BoyaLife announced its plans last week via press release to establish a $30 million "commercial animal cloning center" in the northeastern city of Tianjin. There, the company intends to produce 100,000 head of cloned cattle annually — "more than 6 times the size of the largest American cattle farms," PopSci points out — with plans to eventually produce 1 million cows per year. (In addition to cows for food, the cloning center will also produce police dogs and pet dogs, as well as race horses.)
While the technology to clone animals is far from new — Dolly the famed sheep was born back in 1996 — and here in the U.S. the FDA has previously stated that eating cloned animals is perfectly safe, the process certainly has its fair share of opponents worldwide that take issue with the ethics of cloning. The European Union even banned the cloning of livestock in September, citing animal welfare concerns.
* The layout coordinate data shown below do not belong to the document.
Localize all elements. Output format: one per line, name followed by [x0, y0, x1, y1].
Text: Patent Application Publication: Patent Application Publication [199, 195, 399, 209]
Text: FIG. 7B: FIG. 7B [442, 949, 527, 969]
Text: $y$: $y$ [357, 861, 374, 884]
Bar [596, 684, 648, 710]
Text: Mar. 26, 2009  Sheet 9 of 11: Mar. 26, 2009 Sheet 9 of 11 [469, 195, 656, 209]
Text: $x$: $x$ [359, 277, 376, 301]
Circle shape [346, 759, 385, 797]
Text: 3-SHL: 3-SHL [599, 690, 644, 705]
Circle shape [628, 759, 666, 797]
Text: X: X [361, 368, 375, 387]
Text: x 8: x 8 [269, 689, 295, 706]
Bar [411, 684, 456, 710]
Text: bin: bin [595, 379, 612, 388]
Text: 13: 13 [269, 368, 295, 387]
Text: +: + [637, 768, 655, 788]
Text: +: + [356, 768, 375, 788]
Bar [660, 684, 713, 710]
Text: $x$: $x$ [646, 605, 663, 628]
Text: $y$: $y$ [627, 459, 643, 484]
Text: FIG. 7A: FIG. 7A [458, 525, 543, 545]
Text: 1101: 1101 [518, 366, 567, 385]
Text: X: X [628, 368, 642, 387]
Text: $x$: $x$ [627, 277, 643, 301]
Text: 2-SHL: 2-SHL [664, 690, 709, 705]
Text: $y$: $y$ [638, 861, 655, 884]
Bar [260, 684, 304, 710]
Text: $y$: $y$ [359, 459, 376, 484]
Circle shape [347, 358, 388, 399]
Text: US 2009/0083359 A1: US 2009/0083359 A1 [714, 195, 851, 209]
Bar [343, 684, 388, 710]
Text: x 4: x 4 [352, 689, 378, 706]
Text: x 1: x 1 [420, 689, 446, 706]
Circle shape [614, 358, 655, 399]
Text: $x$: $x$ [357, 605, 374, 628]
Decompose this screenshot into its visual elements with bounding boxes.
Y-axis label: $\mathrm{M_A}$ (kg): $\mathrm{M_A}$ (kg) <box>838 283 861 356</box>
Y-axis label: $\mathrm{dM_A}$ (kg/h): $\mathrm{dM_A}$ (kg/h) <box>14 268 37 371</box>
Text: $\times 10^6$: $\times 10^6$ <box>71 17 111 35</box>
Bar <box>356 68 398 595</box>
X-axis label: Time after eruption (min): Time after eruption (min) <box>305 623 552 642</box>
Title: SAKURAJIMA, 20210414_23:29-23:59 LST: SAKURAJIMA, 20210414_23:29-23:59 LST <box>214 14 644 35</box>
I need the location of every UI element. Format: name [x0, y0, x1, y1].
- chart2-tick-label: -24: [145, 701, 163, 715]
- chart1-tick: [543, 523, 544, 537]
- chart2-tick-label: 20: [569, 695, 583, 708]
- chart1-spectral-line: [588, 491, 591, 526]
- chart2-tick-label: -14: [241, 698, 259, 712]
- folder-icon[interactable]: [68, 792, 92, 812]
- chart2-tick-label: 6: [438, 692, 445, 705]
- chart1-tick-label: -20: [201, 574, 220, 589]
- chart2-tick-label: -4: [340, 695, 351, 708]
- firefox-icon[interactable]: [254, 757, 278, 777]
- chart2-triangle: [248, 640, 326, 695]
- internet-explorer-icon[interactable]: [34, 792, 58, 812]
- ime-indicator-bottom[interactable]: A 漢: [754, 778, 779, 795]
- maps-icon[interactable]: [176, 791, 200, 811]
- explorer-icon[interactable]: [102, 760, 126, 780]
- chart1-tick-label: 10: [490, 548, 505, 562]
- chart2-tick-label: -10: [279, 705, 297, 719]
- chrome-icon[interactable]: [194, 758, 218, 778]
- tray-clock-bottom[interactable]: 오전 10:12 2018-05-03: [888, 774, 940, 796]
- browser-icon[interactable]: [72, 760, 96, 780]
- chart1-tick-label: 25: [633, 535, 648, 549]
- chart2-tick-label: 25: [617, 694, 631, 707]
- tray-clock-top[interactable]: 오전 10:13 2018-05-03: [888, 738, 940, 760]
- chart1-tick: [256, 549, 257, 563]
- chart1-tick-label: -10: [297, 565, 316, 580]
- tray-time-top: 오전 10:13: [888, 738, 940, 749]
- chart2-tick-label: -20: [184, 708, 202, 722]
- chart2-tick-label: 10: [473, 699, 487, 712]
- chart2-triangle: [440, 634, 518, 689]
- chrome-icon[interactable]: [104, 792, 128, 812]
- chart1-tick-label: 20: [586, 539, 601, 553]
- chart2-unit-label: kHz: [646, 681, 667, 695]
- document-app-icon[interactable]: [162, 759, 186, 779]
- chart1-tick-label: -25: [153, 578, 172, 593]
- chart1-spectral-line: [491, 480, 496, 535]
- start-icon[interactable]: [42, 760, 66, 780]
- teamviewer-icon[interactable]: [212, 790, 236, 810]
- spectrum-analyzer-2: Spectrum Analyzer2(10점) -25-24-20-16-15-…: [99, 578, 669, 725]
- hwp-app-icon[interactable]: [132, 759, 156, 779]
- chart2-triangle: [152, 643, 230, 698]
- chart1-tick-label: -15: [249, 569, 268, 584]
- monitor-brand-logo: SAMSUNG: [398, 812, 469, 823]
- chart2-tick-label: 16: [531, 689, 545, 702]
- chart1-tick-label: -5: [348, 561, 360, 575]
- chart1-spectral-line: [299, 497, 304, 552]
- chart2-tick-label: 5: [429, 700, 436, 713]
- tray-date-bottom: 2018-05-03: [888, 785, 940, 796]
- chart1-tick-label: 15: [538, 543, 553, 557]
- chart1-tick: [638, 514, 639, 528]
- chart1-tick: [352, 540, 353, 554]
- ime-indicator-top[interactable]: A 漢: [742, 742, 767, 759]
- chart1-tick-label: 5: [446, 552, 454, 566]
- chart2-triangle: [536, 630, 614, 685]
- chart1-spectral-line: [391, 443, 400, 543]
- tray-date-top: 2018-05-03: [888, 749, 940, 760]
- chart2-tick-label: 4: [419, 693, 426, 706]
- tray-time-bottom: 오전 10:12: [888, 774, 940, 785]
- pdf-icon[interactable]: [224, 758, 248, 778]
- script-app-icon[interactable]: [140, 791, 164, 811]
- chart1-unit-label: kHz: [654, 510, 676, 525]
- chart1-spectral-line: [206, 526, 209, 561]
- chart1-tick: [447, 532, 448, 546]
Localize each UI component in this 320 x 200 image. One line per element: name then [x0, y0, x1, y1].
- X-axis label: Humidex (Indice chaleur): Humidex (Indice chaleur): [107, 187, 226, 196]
If eating cloned meat sounds a little too sci-fi for you to consider putting it on your dinner table, think again: You may already be eating it. While the FDA insists that "Dairy, beef, or pork clones make up only a tiny fraction of the total number of food producing animals in the United States," there's really no way to know for sure whether you're eating it or not, as the federal government does not require food labels to disclose whether meat comes from an animal that has been cloned or one that's been conventionally raised.
With U.S. beef prices at an all-time high, perhaps it's not so crazy to think that cloned beef on a larger scale could become a viable option to fuel America's love of steak and burgers. But more Americans would have to get on board with the idea first: a 2010 report on American consumers' attitudes toward livestock cloning indicated that only 31 percent were willing to eat products from cloned animals. At this point, however, less than a thousand cloned cattle are thought to exist in the U.S., and due to the high price associated with the technology, they're reserved for breeding rather than eating.
But cloning beef doesn't do anything to mitigate the incredible amount of resources that raising livestock requires. Is lab-grown beef a more attractive option than clones? The high-tech option is rapidly becoming more affordable to produce, and is estimated to hit the market in the next five years.